Le thème de cet article est la fibromyalgie et le monde du travail...

Je viens de finir mes études et je suis maintenant diplômée d'un bac+2. Après mon bac javais arrêté mes études car le moral n'y était plus et je me suis mise à travailler. Pas grand chose m'étais accessible alors j'ai fais de l'intérim et notamment hôtesse de caisse. Au bout de 5 mois j'ai du me mettre en arrêt de maladie car mes mains, mes bras et le dos me faisaient souffrir (mais à l'époque je ne savais pas que j'étais fibro). C'est alors que j'ai décidé de reprendre mes études pour me donner le choix d'effectuer un travail pas trop physique et pour une meilleure situation.

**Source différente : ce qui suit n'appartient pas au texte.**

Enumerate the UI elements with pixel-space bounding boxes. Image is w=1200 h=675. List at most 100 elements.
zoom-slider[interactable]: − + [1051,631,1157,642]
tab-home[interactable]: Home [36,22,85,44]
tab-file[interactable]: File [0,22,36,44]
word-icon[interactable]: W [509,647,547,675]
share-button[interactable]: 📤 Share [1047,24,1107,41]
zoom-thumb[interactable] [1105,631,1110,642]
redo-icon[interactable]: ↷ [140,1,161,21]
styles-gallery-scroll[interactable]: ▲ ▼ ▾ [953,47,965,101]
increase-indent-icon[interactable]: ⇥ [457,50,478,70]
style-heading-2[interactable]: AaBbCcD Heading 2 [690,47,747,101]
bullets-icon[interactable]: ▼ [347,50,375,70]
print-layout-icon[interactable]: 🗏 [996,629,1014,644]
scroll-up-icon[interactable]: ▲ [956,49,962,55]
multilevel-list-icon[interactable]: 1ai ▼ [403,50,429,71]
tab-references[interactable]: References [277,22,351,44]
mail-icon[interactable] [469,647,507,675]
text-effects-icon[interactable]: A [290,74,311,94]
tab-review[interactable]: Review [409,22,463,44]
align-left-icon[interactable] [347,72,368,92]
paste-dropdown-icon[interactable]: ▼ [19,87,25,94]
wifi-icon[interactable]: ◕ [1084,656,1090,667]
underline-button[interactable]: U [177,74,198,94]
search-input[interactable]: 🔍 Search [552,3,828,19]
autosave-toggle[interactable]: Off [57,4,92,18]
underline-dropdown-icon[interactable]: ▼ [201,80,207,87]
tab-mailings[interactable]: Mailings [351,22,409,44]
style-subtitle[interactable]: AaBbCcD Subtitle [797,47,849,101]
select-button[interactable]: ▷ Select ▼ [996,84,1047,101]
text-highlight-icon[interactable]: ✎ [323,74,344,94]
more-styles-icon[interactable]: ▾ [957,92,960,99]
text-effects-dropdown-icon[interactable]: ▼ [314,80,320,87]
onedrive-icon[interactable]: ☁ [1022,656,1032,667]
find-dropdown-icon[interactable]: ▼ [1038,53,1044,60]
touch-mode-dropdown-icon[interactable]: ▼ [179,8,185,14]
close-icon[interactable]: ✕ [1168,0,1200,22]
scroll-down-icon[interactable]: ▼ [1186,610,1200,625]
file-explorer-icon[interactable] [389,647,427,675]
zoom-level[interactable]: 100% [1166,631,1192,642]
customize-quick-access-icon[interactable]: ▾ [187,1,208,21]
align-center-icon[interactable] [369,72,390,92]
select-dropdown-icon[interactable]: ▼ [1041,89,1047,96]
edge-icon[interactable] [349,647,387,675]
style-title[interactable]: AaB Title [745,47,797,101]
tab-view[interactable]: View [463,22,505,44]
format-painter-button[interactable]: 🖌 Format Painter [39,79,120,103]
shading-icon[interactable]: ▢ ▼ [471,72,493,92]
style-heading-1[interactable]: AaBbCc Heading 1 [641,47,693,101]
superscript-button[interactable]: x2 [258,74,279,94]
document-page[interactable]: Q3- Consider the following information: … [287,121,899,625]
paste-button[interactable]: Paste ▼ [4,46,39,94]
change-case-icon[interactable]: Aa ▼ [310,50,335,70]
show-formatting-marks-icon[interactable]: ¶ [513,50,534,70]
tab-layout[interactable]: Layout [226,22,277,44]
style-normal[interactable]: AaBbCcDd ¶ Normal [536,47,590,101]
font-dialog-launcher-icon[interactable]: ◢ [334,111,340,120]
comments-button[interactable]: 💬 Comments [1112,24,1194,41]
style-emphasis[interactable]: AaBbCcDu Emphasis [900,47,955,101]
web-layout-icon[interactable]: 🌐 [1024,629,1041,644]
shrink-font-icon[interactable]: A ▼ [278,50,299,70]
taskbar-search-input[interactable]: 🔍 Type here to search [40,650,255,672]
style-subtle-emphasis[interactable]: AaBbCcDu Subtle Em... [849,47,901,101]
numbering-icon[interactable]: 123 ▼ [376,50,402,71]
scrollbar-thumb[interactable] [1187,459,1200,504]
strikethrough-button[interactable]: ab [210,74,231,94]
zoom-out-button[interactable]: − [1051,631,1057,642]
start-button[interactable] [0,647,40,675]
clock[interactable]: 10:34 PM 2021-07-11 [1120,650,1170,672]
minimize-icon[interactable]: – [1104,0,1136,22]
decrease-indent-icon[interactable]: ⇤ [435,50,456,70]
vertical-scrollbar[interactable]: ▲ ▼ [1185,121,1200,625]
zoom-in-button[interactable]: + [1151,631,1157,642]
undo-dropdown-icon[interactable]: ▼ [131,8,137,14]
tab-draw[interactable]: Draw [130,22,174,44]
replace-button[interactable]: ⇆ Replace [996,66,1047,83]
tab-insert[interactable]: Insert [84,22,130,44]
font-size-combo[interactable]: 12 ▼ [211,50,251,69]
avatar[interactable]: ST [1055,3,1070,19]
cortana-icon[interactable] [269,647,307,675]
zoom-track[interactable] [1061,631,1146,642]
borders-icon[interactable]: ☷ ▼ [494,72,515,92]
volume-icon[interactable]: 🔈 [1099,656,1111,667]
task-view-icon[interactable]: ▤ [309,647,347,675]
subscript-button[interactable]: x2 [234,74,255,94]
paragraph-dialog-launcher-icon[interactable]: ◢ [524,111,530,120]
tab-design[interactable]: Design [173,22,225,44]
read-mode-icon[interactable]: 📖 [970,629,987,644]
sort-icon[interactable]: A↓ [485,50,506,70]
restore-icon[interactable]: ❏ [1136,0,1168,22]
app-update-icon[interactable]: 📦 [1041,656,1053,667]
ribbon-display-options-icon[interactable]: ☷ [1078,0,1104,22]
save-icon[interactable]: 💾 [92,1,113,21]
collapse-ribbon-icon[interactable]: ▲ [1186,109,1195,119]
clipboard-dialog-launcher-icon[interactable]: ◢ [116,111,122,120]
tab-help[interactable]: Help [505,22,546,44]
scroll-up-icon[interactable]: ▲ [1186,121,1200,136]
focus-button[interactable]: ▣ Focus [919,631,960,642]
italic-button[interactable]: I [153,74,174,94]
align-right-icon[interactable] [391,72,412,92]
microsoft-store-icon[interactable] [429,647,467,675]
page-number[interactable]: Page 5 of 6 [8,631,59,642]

Après deux ans de lutte pour arriver à suivre les cours, assurer le travail demandé, j'ai fini par obtenir le diplome tant attendu (pourtant j'ai failli abandonné 2 mois avant la fin). Et maintenant je suis à la recherche d'un emploi et ma nouvelle crainte et difficulté auquelle je vais devoir faire face est : vais-je être embauché malgré le handicap dont je suis victime?? Cela ne va-t-il pas être un frein?? Pourtant mon CV est plutôt bon, ma moyenne est excellente ainsi que mon savoir.

Mais aujourd'hui nous entrons dans un monde où le travail se fait rare et où il faut etre le meilleur pour être choisi. J'ai les diplomes, les qualités mais je n'ai pas encore beaucoup d'expérience et surtout je suis malade... vont-ils s'embêter à me choisir?? Lors de mon stage je me suis rendue compte de la difficulté que j'avais à tenir le coup malgré un travail peu physique (comptable oulalala). Si encore le traitement fonctonnait et me soulageait mais non!!!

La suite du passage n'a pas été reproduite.